Specialization is often a requirement for excellence, in fields ranging from engineering to medicine. Those focusing on a niche such as, say, pediatric heart surgery, have a better chance of becoming a top physician. Many magazine writers similarly develop expertise in a specific area. I’m proud to work alongside several authorities on topics such as energy, barbecue, and tacos. But in journalism, as in medicine, the gifted generalist also plays a vital role. And one of the best in Texas is our senior executive editor Mimi Swartz.

Mimi writes about whatever engages her curiosity—including state politics, fashion, and profiles of all sorts of fascinating characters. For our March cover story, she reported on the escalating campaign by certain right-wing activists and politicians to undermine public schools in Texas. She’d been discussing the topic for months with features director J. K. Nickell, a former public school teacher with two young children who works out of our Dallas office. They were trying to find a relatable character through whom to tell a complex tale. Luckily, Brian Standefer, the multimedia producer who helps shepherd our podcasts, introduced Mimi to Joanna Day. 

A former attorney turned full-time mom, Day had, at considerable sacrifice, served on the school board in the Austin exurb of Dripping Springs, only to find herself subject to character assassination and harassment. “It’s a nightmarish example of the damage these anti–public school activists are capable of,” J.K. says. “But even more alarming is how routine this is becoming across the state.”

Also in the March issue, Mimi has penned the first in a series of articles in which we look back at signal events over the past half century, to mark Texas Monthly’s fiftieth anniversary year. Her piece examines the 1977 killing by six rogue police officers of José Campos Torres, a young Army veteran born in Houston to Mexican American parents. Mimi describes how the Latino community’s response to his killing has, over the decades, spurred the city to improve the quality and accountability of its policing and to commit to achieving more progress. “I had just moved to Houston a year before Torres was killed, when the population and the police department were a lot less diverse,” she recalls. “It was quite a different city from the one that last year announced it would build a memorial to Torres.”

Mimi grew up in San Antonio, where her mother’s family had settled just a few years after the Battle of the Alamo. A pair of exceptional public school teachers inspired Mimi’s love of writing. That led her to Hampshire College, in Massachusetts, where she met, among others, an undergrad named Ken Burns. (“He had,” she recalls, “the same haircut then that he has now.”) Her first job was as a paralegal in Houston, but she wrote freelance stories for local publications and soon went to work full time for the now defunct Houston City magazine. She joined Texas Monthly in 1984. Her writing for us has won two National Magazine Awards, the Oscars of our industry. Her stories for the magazine also inspired her to write two acclaimed books: Power Failure, about the Enron scandal, and Ticker, about the quest to create the world’s first artificial heart. 

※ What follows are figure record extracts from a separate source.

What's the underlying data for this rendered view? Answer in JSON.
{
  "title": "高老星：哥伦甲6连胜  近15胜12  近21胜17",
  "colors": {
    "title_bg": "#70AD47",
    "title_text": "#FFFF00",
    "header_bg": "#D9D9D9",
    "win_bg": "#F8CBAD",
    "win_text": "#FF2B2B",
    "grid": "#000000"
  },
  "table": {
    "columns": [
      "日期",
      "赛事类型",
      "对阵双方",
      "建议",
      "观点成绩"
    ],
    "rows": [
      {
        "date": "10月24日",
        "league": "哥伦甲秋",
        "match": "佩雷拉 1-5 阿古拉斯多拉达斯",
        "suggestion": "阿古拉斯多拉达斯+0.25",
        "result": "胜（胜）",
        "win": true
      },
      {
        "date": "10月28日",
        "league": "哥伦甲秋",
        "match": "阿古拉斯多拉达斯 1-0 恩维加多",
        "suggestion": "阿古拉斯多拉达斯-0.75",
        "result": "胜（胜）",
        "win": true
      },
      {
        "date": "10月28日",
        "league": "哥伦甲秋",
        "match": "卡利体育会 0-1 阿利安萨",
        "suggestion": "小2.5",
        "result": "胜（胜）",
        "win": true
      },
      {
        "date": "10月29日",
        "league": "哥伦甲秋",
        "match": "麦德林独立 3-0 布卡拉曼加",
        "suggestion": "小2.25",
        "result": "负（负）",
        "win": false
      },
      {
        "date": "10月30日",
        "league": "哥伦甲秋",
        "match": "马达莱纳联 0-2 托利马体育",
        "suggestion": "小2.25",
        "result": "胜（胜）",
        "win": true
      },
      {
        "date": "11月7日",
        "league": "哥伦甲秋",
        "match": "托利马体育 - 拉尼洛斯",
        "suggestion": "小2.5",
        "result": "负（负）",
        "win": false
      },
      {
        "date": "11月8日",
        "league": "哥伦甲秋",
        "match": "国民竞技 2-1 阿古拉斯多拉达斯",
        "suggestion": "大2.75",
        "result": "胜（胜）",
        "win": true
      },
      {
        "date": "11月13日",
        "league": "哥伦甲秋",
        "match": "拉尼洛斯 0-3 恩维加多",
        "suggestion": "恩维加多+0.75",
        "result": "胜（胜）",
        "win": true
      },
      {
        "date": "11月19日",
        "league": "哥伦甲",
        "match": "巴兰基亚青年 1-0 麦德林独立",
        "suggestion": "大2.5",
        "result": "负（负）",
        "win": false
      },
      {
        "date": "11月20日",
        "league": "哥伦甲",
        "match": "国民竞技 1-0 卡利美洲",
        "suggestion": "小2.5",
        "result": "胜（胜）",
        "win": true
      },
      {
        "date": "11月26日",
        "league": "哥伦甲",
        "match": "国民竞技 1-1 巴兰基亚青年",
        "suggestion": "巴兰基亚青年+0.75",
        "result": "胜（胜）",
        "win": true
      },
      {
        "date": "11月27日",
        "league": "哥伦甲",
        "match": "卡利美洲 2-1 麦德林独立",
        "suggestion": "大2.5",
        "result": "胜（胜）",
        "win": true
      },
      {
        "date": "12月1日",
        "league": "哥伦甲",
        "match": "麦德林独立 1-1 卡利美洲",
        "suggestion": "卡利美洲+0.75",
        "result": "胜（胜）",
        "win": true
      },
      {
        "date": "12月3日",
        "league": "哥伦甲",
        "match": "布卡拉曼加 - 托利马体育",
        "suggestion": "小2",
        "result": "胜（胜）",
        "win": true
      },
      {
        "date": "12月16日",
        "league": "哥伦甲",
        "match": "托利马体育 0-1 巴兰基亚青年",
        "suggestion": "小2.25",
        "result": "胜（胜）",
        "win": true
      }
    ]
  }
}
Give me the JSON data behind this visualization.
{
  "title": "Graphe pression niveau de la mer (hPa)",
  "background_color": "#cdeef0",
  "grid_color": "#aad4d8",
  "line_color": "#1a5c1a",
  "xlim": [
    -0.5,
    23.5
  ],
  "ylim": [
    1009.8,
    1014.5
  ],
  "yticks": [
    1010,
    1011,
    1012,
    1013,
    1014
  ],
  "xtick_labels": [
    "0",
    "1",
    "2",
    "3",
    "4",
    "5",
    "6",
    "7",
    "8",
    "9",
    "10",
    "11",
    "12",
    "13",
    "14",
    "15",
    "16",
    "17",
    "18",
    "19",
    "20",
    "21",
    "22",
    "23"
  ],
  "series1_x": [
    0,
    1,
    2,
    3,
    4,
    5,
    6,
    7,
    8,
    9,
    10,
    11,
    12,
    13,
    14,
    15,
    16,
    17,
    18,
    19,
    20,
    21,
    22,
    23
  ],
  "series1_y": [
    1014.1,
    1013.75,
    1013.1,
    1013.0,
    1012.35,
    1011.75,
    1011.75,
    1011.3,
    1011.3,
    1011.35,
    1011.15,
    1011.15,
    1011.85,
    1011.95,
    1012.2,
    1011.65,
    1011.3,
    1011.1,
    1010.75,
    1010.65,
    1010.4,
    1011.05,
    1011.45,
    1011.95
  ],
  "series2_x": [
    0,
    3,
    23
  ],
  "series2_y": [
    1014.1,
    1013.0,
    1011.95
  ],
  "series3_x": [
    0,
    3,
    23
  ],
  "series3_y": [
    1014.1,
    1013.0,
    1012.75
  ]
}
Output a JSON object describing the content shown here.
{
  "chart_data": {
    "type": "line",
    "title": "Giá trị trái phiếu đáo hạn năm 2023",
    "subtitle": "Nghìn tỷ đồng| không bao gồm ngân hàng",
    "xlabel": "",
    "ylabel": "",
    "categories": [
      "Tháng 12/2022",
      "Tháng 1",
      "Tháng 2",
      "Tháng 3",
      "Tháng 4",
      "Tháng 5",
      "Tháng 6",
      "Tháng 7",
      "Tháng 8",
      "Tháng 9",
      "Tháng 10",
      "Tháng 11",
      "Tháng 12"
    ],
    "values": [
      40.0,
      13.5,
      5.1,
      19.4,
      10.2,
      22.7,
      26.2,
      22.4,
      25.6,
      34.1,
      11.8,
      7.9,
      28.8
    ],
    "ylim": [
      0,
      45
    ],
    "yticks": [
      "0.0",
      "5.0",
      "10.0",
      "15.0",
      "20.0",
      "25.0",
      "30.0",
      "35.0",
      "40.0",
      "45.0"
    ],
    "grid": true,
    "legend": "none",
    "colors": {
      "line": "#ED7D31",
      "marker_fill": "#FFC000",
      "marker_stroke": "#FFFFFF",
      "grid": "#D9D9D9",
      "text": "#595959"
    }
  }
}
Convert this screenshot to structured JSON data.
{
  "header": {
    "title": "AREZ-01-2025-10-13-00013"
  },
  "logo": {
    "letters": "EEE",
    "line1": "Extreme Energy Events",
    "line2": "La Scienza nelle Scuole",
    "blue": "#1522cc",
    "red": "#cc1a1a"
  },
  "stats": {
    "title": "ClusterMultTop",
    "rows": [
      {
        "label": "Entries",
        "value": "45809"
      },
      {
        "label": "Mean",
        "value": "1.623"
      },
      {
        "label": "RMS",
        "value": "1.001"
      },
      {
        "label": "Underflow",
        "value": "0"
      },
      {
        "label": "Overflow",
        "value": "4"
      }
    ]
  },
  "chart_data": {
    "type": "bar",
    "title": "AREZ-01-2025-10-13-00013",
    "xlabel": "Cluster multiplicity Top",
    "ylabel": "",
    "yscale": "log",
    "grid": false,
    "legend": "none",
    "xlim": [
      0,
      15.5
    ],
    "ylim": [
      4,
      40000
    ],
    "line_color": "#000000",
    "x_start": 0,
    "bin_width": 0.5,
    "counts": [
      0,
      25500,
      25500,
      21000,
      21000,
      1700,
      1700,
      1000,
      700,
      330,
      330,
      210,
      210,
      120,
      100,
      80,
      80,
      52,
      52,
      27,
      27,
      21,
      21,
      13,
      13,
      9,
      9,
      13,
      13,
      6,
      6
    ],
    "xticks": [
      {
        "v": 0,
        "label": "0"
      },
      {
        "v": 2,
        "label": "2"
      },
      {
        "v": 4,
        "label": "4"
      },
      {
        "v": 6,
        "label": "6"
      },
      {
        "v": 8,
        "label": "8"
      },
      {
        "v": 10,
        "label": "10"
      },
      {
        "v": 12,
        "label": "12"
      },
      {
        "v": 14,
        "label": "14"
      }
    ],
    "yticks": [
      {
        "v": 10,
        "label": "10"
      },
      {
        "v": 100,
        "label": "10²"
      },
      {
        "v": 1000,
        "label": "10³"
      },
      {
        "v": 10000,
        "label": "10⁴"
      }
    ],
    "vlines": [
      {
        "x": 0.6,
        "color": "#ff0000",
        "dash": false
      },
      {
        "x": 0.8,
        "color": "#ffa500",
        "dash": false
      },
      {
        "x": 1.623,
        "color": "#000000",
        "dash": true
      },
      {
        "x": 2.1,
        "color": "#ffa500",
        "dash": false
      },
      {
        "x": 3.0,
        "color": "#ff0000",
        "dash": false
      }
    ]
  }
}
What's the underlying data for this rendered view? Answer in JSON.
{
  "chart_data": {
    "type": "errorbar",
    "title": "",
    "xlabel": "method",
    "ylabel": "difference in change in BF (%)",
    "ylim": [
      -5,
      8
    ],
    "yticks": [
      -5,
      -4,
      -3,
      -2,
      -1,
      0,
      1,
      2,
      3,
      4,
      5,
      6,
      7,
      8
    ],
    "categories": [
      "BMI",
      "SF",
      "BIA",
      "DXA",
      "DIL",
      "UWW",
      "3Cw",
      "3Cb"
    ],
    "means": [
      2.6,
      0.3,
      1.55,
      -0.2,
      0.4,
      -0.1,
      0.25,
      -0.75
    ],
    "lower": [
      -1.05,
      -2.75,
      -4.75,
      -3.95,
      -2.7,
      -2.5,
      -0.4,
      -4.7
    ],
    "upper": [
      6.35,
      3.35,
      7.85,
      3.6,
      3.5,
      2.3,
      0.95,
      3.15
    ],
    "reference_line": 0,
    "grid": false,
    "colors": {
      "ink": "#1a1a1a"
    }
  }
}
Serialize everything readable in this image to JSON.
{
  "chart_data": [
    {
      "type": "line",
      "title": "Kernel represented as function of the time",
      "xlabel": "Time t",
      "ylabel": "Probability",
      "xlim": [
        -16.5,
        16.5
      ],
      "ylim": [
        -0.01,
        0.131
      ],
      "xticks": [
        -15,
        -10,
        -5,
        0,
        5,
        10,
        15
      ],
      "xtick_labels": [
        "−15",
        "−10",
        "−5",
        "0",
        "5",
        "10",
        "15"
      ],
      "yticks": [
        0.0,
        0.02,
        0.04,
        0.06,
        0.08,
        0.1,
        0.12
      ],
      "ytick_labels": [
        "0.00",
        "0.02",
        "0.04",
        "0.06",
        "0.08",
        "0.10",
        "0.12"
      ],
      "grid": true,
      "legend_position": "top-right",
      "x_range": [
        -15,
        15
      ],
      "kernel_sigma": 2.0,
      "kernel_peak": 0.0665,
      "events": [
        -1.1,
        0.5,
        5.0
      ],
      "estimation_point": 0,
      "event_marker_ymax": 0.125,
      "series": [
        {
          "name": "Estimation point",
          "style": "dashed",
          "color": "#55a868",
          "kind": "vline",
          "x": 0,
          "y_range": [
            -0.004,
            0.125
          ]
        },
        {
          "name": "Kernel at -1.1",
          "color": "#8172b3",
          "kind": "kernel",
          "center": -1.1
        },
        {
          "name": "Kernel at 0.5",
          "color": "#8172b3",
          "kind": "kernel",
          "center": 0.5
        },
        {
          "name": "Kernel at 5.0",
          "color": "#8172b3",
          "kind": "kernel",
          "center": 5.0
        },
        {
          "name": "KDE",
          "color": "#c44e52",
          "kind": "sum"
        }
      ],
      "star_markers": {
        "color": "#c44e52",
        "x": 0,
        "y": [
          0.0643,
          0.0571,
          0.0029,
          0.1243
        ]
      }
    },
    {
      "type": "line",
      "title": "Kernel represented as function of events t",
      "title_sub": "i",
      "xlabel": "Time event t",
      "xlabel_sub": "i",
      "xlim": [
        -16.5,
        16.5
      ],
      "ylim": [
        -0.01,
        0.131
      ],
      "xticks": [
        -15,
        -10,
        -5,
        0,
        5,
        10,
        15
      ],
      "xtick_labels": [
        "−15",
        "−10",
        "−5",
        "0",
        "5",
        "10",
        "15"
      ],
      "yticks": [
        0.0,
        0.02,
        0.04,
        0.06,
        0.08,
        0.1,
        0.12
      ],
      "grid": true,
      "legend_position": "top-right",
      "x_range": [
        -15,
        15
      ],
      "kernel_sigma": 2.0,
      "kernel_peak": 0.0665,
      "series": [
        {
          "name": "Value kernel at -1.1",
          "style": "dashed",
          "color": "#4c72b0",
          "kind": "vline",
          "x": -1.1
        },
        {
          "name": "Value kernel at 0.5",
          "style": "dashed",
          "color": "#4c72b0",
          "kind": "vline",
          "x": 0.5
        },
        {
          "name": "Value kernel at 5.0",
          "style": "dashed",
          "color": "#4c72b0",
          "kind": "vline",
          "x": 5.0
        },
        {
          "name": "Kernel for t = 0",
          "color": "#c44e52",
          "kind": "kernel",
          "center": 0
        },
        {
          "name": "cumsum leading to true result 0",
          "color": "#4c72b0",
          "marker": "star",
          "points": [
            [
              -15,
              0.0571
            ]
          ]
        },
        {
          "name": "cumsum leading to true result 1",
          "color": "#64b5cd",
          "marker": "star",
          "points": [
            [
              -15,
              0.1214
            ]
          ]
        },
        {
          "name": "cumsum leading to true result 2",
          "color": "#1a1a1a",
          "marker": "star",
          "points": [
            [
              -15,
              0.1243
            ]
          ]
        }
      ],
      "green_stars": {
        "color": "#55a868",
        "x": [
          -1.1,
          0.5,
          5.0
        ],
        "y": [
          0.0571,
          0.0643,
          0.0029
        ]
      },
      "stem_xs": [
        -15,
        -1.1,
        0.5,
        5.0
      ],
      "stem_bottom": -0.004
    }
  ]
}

She left Texas Monthly for a couple of years to work for the New Yorker and Talk magazine but quickly returned after asking herself: “Why would you want to write about celebrities like Elizabeth Hurley when you could be writing about crazy rich Houston trial lawyers?” She approvingly quotes her husband, John Wilburn, also a journalist, as saying that “you can’t walk out of your front door in Texas without stumbling onto a great story.”

While she’s one of our most accomplished long-form writers, Mimi also has honed quite a short game in recent years, contributing regularly to our website. I hope you enjoy her stories there and in this issue of Texas Monthly.